Self-driving cars and the fault in case of an accident
Before starting, we need to understand how these self-driving cars work. According to the Society of Automotive Engineers (SAE), there are 5 levels of autonomous technology:
- Level 1: Driver Assistance. Example: cruise control.
- Level 2: Partial Automation. Example: A vehicle can control speed and steering.
- Level 3: Conditional Automation. For example, a vehicle can drive itself under certain conditions.
- Level 4: High Automation. Example: vehicle can complete entire journey start to finish.
- Level 5: Full Automation.

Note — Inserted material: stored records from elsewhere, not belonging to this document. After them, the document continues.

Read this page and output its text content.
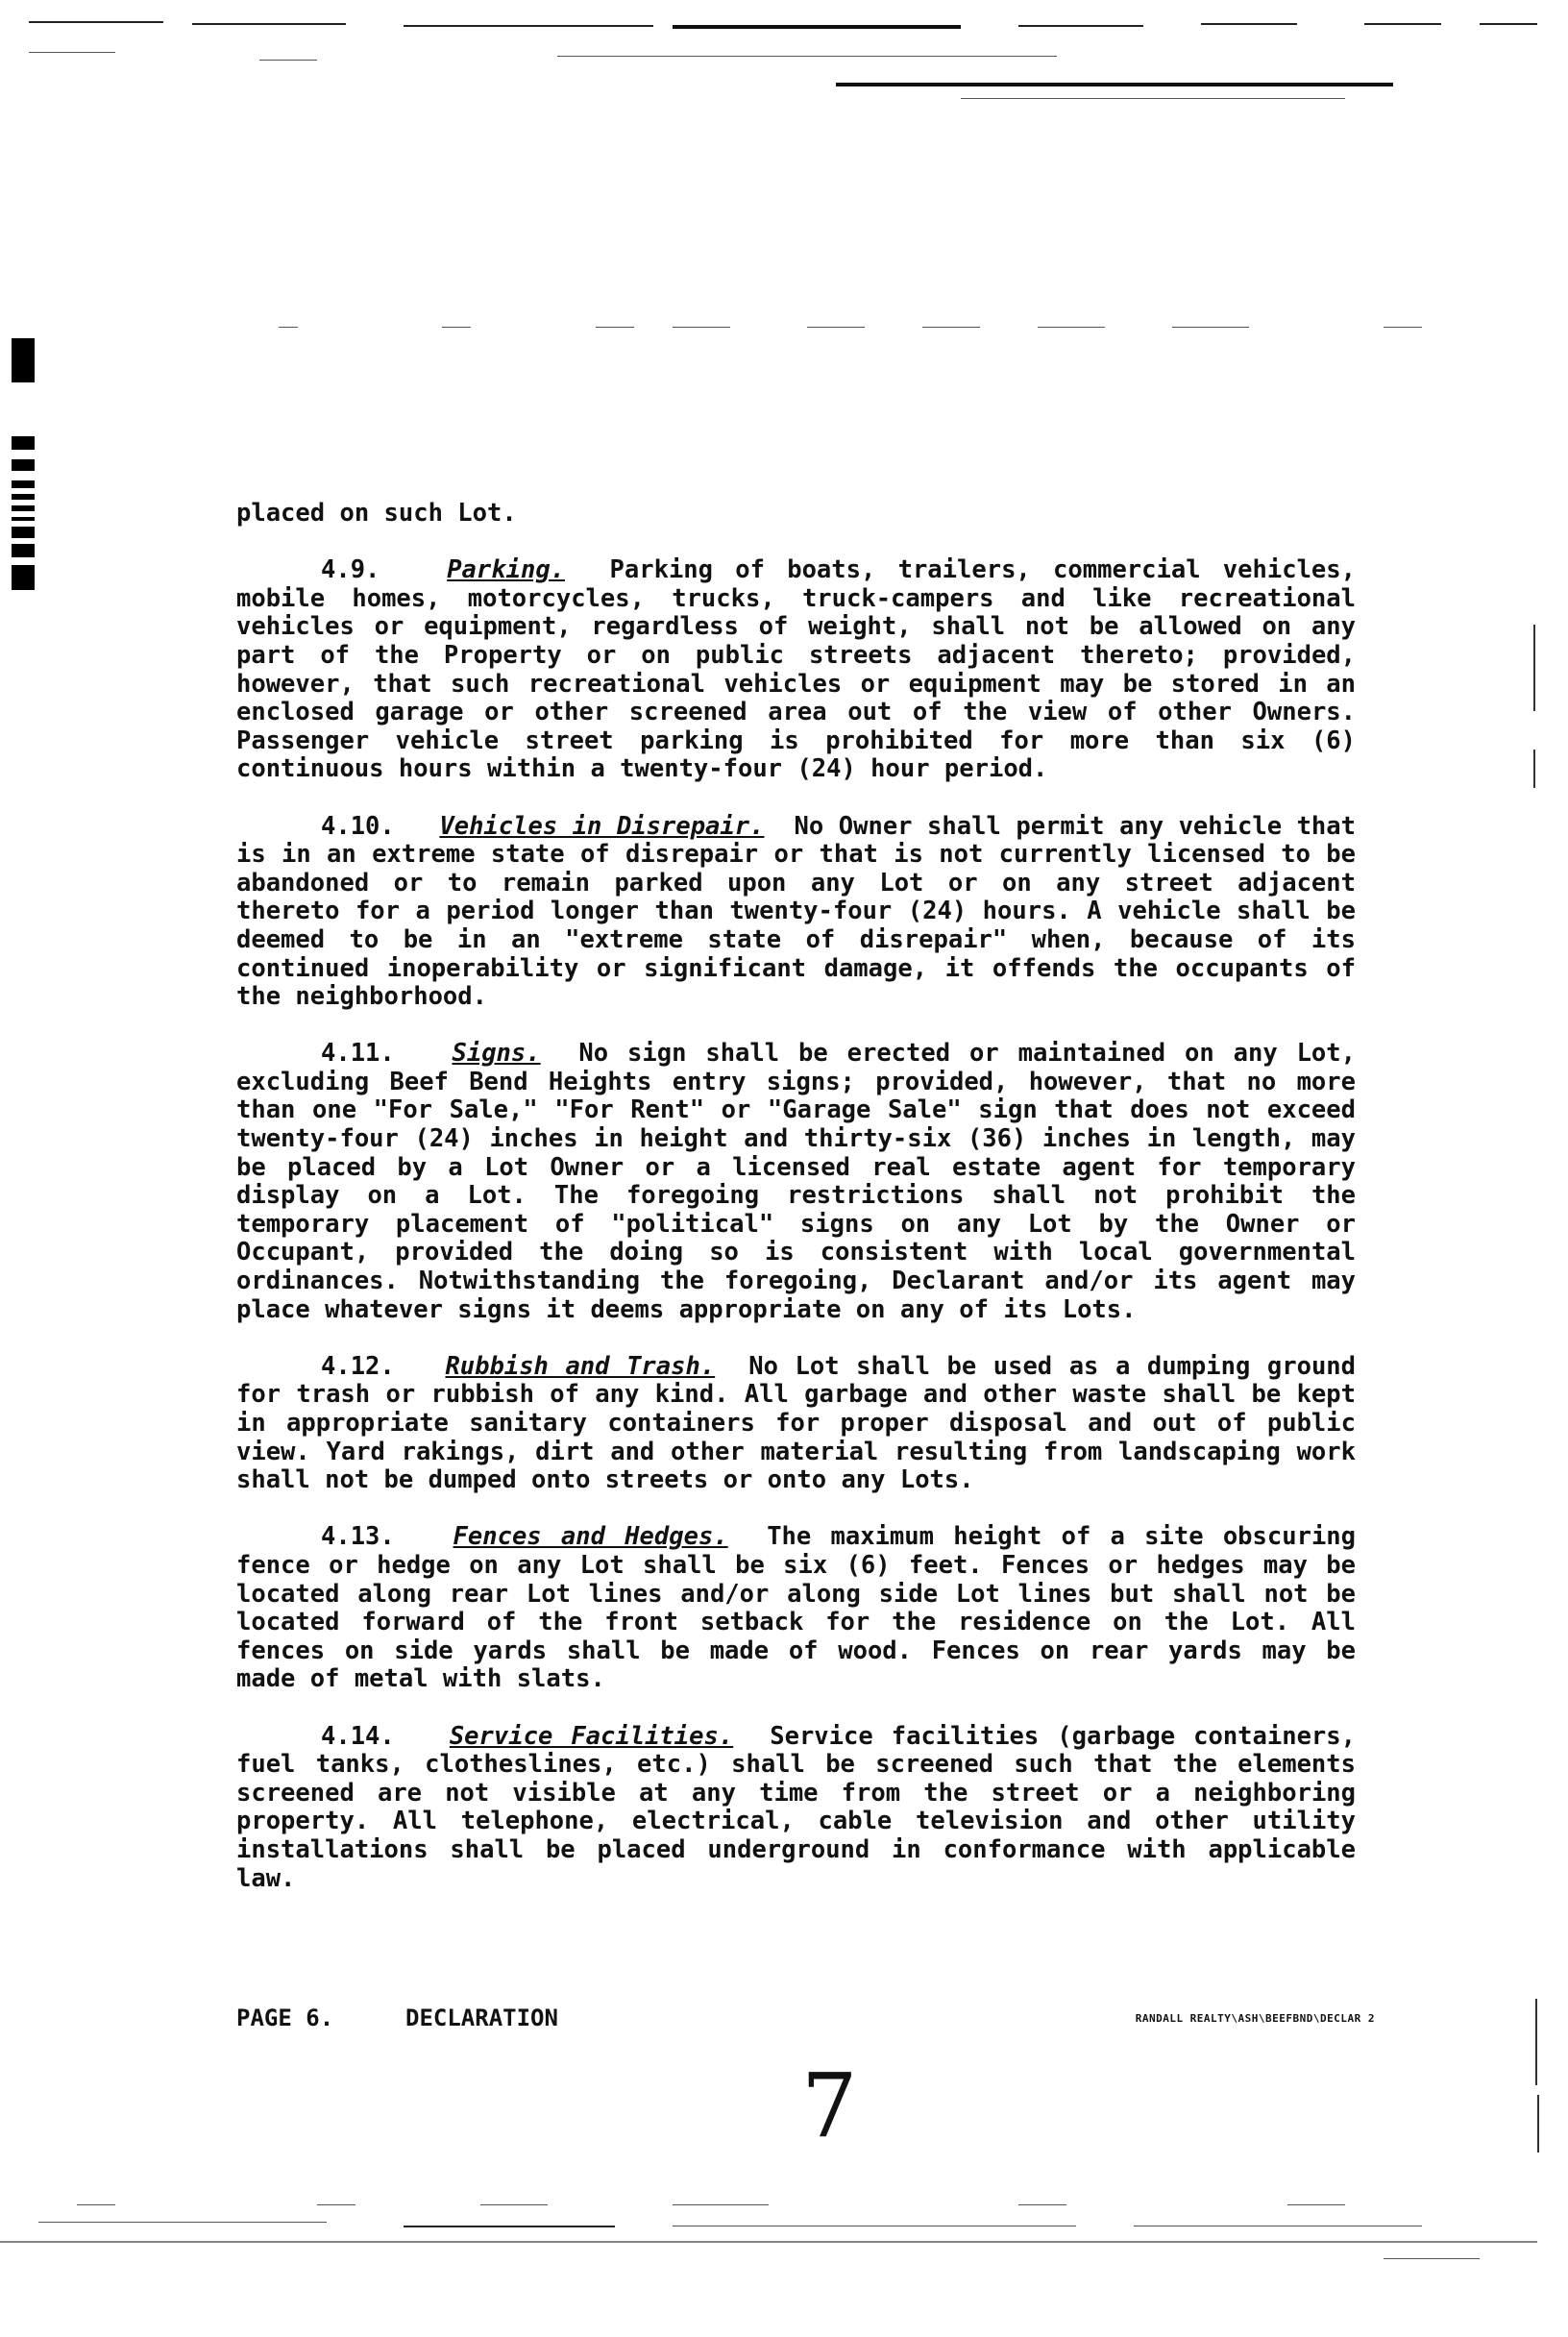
placed on such Lot.

4.9.	Parking. Parking of boats, trailers, commercial vehicles, mobile homes, motorcycles, trucks, truck-campers and like recreational vehicles or equipment, regardless of weight, shall not be allowed on any part of the Property or on public streets adjacent thereto; provided, however, that such recreational vehicles or equipment may be stored in an enclosed garage or other screened area out of the view of other Owners. Passenger vehicle street parking is prohibited for more than six (6) continuous hours within a twenty-four (24) hour period.

4.10. Vehicles in Disrepair. No Owner shall permit any vehicle that is in an extreme state of disrepair or that is not currently licensed to be abandoned or to remain parked upon any Lot or on any street adjacent thereto for a period longer than twenty-four (24) hours. A vehicle shall be deemed to be in an "extreme state of disrepair" when, because of its continued inoperability or significant damage, it offends the occupants of the neighborhood.

4.11. Signs. No sign shall be erected or maintained on any Lot, excluding Beef Bend Heights entry signs; provided, however, that no more than one "For Sale," "For Rent" or "Garage Sale" sign that does not exceed twenty-four (24) inches in height and thirty-six (36) inches in length, may be placed by a Lot Owner or a licensed real estate agent for temporary display on a Lot. The foregoing restrictions shall not prohibit the temporary placement of "political" signs on any Lot by the Owner or Occupant, provided the doing so is consistent with local governmental ordinances. Notwithstanding the foregoing, Declarant and/or its agent may place whatever signs it deems appropriate on any of its Lots.

4.12. Rubbish and Trash. No Lot shall be used as a dumping ground for trash or rubbish of any kind. All garbage and other waste shall be kept in appropriate sanitary containers for proper disposal and out of public view. Yard rakings, dirt and other material resulting from landscaping work shall not be dumped onto streets or onto any Lots.

4.13. Fences and Hedges. The maximum height of a site obscuring fence or hedge on any Lot shall be six (6) feet. Fences or hedges may be located along rear Lot lines and/or along side Lot lines but shall not be located forward of the front setback for the residence on the Lot. All fences on side yards shall be made of wood. Fences on rear yards may be made of metal with slats.

4.14. Service Facilities. Service facilities (garbage containers, fuel tanks, clotheslines, etc.) shall be screened such that the elements screened are not visible at any time from the street or a neighboring property. All telephone, electrical, cable television and other utility installations shall be placed underground in conformance with applicable law.

PAGE 6.	DECLARATION	RANDALL REALTY\ASH\BEEFBND\DECLAR 2
7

Example: driverless cars.
By my own classification as who’s to blame in case of an accident, I have just two bullets.
- If the autonomous technology requires an assist driver, then the fault in case of an accident belongs to the driver.
- If the car is fully autonomous and doesn’t require any assistance, then the fault goes to the manufacturer.
Regarding the first one, there isn’t much to say. More often than not, the root cause of a self-driving car crash is not autonomous technology but human error.
On the second one, as the level of autonomous technology increases, I expect that the technology is very well standardised and cars are all interconnected and can communicate with each other on the road. Just then, you can blame the manufacturer and the technology in case of an accident.
Until the technology is not above level 5, the human part needs to share the responsibility with the technology.